The main reason for enrolment on parchment, when first adopted by Congress, was English example. Technical phrases, tautologous terms, absurdities of law Latin and law French, all these, together with our jurisprudence, were borrowed directly from England, and with them came parchment, the use of which antedated these peculiarities. Of course it was before the manufacture of paper in England, which was not earlier than the reign of Henry the Seventh, and it was continued long after the manufacture had rendered it unnecessary.
In Antiquity other substances were employed; but among European nations in modern times, previous to the invention of paper, parchment prevailed. In England, every manuscript, every book, every deed, every indenture, every contract, every record, judicial or other, was on parchment. So, also, was Magna Charta, wrung from King John in 1215, and still exhibited as a venerable curiosity in the British Museum. It must have been the case with the statutes and proceedings of Parliament; for, in fact, there was little else on which they could be written. These proceedings, together with the statutes, constituted what were called the Rolls of Parliament,—Rotuli Parliamentorum,—and they were preserved apart, with other parchment records. There is a verse of Scripture which has been quoted as describing the place where they were kept: “Darius the king made a decree, and search was made in the house of the rolls, where the treasures were laid up.”[318]

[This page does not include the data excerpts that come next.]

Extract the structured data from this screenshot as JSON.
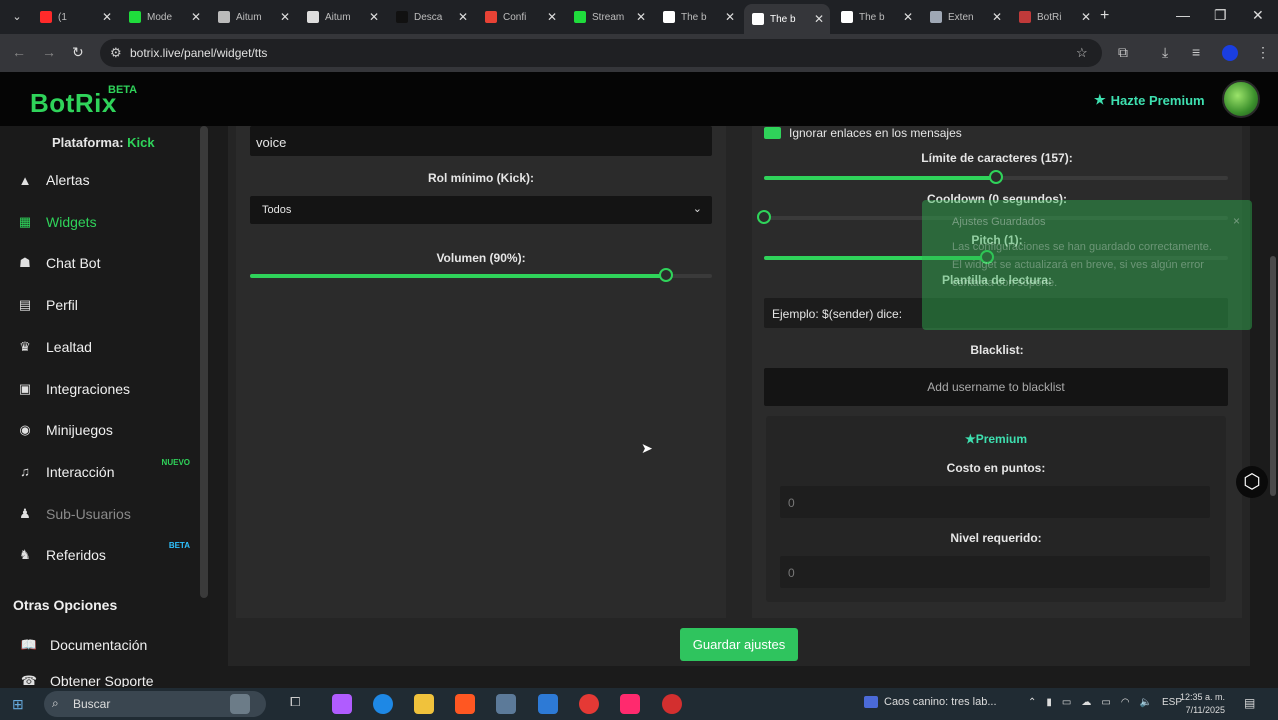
{
  "browser": {
    "tabs": [
      {
        "label": "(1",
        "color": "#ff2a2a"
      },
      {
        "label": "Mode",
        "color": "#1fdc3c"
      },
      {
        "label": "Aitum",
        "color": "#bbbbbb"
      },
      {
        "label": "Aitum",
        "color": "#dddddd"
      },
      {
        "label": "Desca",
        "color": "#111111"
      },
      {
        "label": "Confi",
        "color": "#e84235"
      },
      {
        "label": "Stream",
        "color": "#1fdc3c"
      },
      {
        "label": "The b",
        "color": "#ffffff"
      },
      {
        "label": "The b",
        "color": "#ffffff"
      },
      {
        "label": "The b",
        "color": "#ffffff"
      },
      {
        "label": "Exten",
        "color": "#9fa8b5"
      },
      {
        "label": "BotRi",
        "color": "#c03a3a"
      }
    ],
    "url": "botrix.live/panel/widget/tts"
  },
  "header": {
    "logo": "BotRix",
    "beta": "BETA",
    "premium_label": "Hazte Premium"
  },
  "sidebar": {
    "platform_label": "Plataforma:",
    "platform_value": "Kick",
    "items": [
      {
        "label": "Alertas",
        "icon": "warning-icon"
      },
      {
        "label": "Widgets",
        "icon": "widgets-icon"
      },
      {
        "label": "Chat Bot",
        "icon": "robot-icon"
      },
      {
        "label": "Perfil",
        "icon": "id-card-icon"
      },
      {
        "label": "Lealtad",
        "icon": "trophy-icon"
      },
      {
        "label": "Integraciones",
        "icon": "integrations-icon"
      },
      {
        "label": "Minijuegos",
        "icon": "gamepad-icon"
      },
      {
        "label": "Interacción",
        "icon": "music-icon",
        "badge": "NUEVO"
      },
      {
        "label": "Sub-Usuarios",
        "icon": "users-icon"
      },
      {
        "label": "Referidos",
        "icon": "referrals-icon",
        "badge": "BETA"
      }
    ],
    "other_title": "Otras Opciones",
    "docs_label": "Documentación",
    "support_label": "Obtener Soporte"
  },
  "left_panel": {
    "voice_value": "voice",
    "rol_label": "Rol mínimo (Kick):",
    "rol_selected": "Todos",
    "volume_label": "Volumen (90%):",
    "volume_value": 0.9
  },
  "right_panel": {
    "ignore_links_label": "Ignorar enlaces en los mensajes",
    "char_limit_label": "Límite de caracteres (157):",
    "char_limit_fraction": 0.5,
    "cooldown_label": "Cooldown (0 segundos):",
    "cooldown_fraction": 0.0,
    "pitch_label": "Pitch (1):",
    "pitch_fraction": 0.48,
    "template_label": "Plantilla de lectura:",
    "template_value": "Ejemplo: $(sender) dice:",
    "blacklist_label": "Blacklist:",
    "blacklist_placeholder": "Add username to blacklist",
    "premium_title": "Premium",
    "cost_label": "Costo en puntos:",
    "cost_placeholder": "0",
    "level_label": "Nivel requerido:",
    "level_placeholder": "0"
  },
  "save_button": "Guardar ajustes",
  "toast": {
    "title": "Ajustes Guardados",
    "body": "Las configuraciones se han guardado correctamente. El widget se actualizará en breve, si ves algún error contacta con soporte.",
    "close": "×"
  },
  "taskbar": {
    "search_placeholder": "Buscar",
    "news": "Caos canino: tres lab...",
    "lang": "ESP",
    "time": "12:35 a. m.",
    "date": "7/11/2025"
  }
}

The durability of parchment is attested by the manuscripts which illumine the great libraries of Europe. Among the treasures of the Vatican is a Virgil of the fourth century, and in the National Library of Paris is a Prudentius of an early date, both in a condition to survive the structures in which they are preserved. Abbeys, convents, churches, built with pious skill, have crumbled to dust, while their parchments continue to defy the tooth of Time. But this peculiar durability, so important before the invention of printing, when copies were few, has played its part.
Parchment soon gave way to paper in judicial proceedings and records, probably from considerations of economy and convenience; but it continued longer in parliamentary proceedings. The Journals of the House of Lords, which have always been held to be public records, were formerly “recorded every day on rolls of parchment.”[319] The original usage with regard to the Journals of the other House seems to have been different; for we find in 1621, the year after the sailing of our Pilgrim Fathers, an express order that the Journals of the House of Commons “shall be reviewed and recorded on rolls of parchment.”[320] Notwithstanding the order, this usage does not appear to have prevailed with the Commons, and it was long ago discontinued by the Lords. But the statutes continued to be engrossed on parchment, and placed in the custody of the “Master of the Rolls.”
According to English practice, engrossment took place after the report. But at last, in 1848, it was thought advisable to make a change. The whole subject occupied committees of both Houses, and finally of Parliament itself. Even at the cost of details which may be wearisome, I present the history of these proceedings, which will be interesting, at least, as showing the care which presided over this transition, and also a possible guide to us.
On the 4th of September, 1848, the day before the prorogation of Parliament, it was ordered in the House of Lords,—
“That the Clerk Assistant be directed, in communication with the proper authorities of the House of Commons, to take such preliminary steps as may be necessary, so as to enable the House, if it shall so think fit, at the commencement of the next session, to dispense with the present form of engrossing bills, and to transmit and to receive printed copies of the same.”[321]
The Clerk Assistant, thus directed to report, was John George Shaw Lefevre, Esquire, brother of the accomplished Speaker of the House of Commons.